Plan sponsors are reminded that April 30, 2010 is the deadline for adopting preapproved master and prototype (M&P) and volume submitter (VS) defined contribution plan documents that have been updated to comply with the Economic Growth and Tax Relief Reconciliation Act of 2001 (EGTRRA) and other changes in plan qualification requirements.
Additionally, plan sponsors that desire to file their M&P and VS defined contribution plans for determination letters from the IRS must submit the request to the IRS on or before April 30, 2010.
In late 2005, the IRS announced a uniform six-year remedial amendment cycle for M&P and VS plan restatements. All preapproved defined contribution plans are on the same amendment cycle; preapproved defined benefit plans are on a separate cycle.
Prototype plan document sponsors previously submitted their updated EGTRRA restated plan documents to the IRS for its review and approval. The IRS finished its review process in early 2008 and issued opinion/advisory letters for such plans.
In Announcement 2008-33, the IRS indicated that an adopting employer that is eligible for the six-year remedial amendment cycle and that adopts an EGTRRA-approved M&P or VS defined contribution plan by April 30, 2010 will be considered to have timely adopted the restated plan document.
Filing for a Determination Letter
There is no requirement that an M&P or VS preapproved plan adopter file for a determination letter with the IRS. However, a plan sponsor may want to file for a determination letter for a number of reasons, including, for example, to ensure that a plan passes coverage testing. On the other hand, many plan sponsors may determine that there is no benefit to be gained by filing for a separate determination letter.
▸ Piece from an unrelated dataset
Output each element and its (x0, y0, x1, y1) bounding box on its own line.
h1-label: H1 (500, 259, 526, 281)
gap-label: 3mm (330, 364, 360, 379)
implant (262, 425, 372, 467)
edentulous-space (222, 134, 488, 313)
In the event a preapproved plan document is changed to add appendices or to add plan provisions that were not prestated options in the M&P or VS plan document, it may be questionable as to whether or not a plan sponsor may rely on the plan’s opinion/advisory letter. In such a situation, it may be advisable to consider filing for an IRS determination letter.
We recommend that the plan sponsor consult its legal counsel to assist it in determining whether filing for a determination letter is necessary or not.